1. Get it working.
2. Get it working well.
3. Get it working fast.
This puts the "just get it working" as the first priority. Don't care about quality, just make it. Then, and only once you have something working, do you care about quality first. This is about getting the code into something reasonable that would pass a review (e.g., architectually sound). Finally, do an optimization pass.
This is the process I follow for PRs and projects alike. Sometimes you can mix all the steps into a single commit, if you understand the problem&solution domain well. But if you don't, you'll likely have to split it up.
Depending on how low-level your code is, this... may not work out in those terms.
In other words, I’d say that if you actually want good software—and that includes making sure its speed falls within a reasonable factor of the napkin-math theoretical maximum achievable on the platform—your three steps can easily constitute three entire rewrites or at least substantial refactors. You might well need to rearchitect if the “working well” version has multiple small loops split by domain-level concern when the hardware really wants a single large one, or if you’re doing a lot of pointer-chasing and need to flatten the whole thing into a single buffer in preorder, or if your interface assumes per-byte ops where SIMD can be applied.
This is not a condemnation of the strategy, mind you. Crap code is valuable and I wish I were better at it. I just disagree that the transition from step 2 to step 3 can be described as an optimization pass. If that’s what you limit yourself to, you’ll quite likely be forced to leave at least an order of magnitude’s worth of performance on the table.
And yes, most consumer software is very much not good by that definition.
(For instance, I’m expecting that the Ladybird devs will be able to get their browser to work well for daily tasks—which I would count a tremendous achievement—but I’m not optimistic about it then becoming any faster than the state of the art even ten or fifteen years ago.)
Sometimes, it might even be completely separate people working on each step... separated by time and space.
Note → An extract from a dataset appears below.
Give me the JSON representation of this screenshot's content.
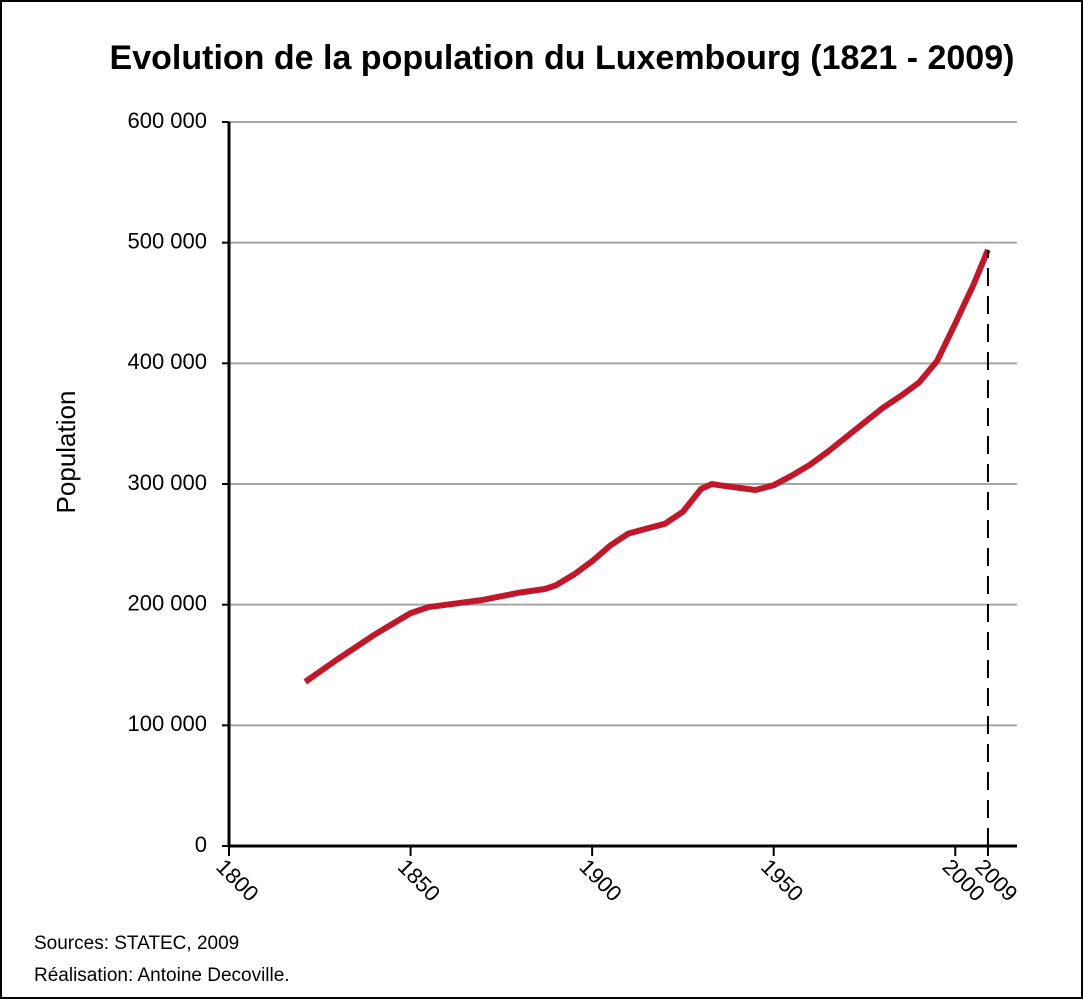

In any case, most software generally stops at (2) simply due to the fact that any effort towards (3) isn't worth the effort -- for example, there's very little point in spending two weeks optimizing a report generation that runs in the middle of the night, once a month. At some point, there may be, but usually not anytime soon.
Again, this is something I set bite enterprise style applications quite often as they can be pushed out piecemeal where you can get things like the datastore/input APIs/UI to the customer quickly, then over the next months things like reporting, auditing, and fine grained access controls get put in, and suddenly you find yourself stuffed working around major issues where a little bit up up front thinking about the later steps would have saved you a lot of heartache.
I once joined a team where they knew they were going to do translations at some point ... and the way they decided to "prepare" for it was absolutely nonsensical. It was clear none of them had ever done translations before, so when it came time to actually do the work, it was a disaster. They had told product/sales "it was ready" but it didn't actually work -- and couldn't ever actually work. It required redesigning half the architecture and months of effort across a whole team to get it working. Even then, some aspects were completely untranslatable that took an additional 6-8 months of refactoring.
So, another lesson is to not try to engineer something unless your goal is to "get it working". If you don't need it, it is probably still better to actually wait until you need it.
I much prefer a code base that is readable and straightforward (maybe at the expense of some missed perf gains) over code that is highly performant but hard to follow/too clever.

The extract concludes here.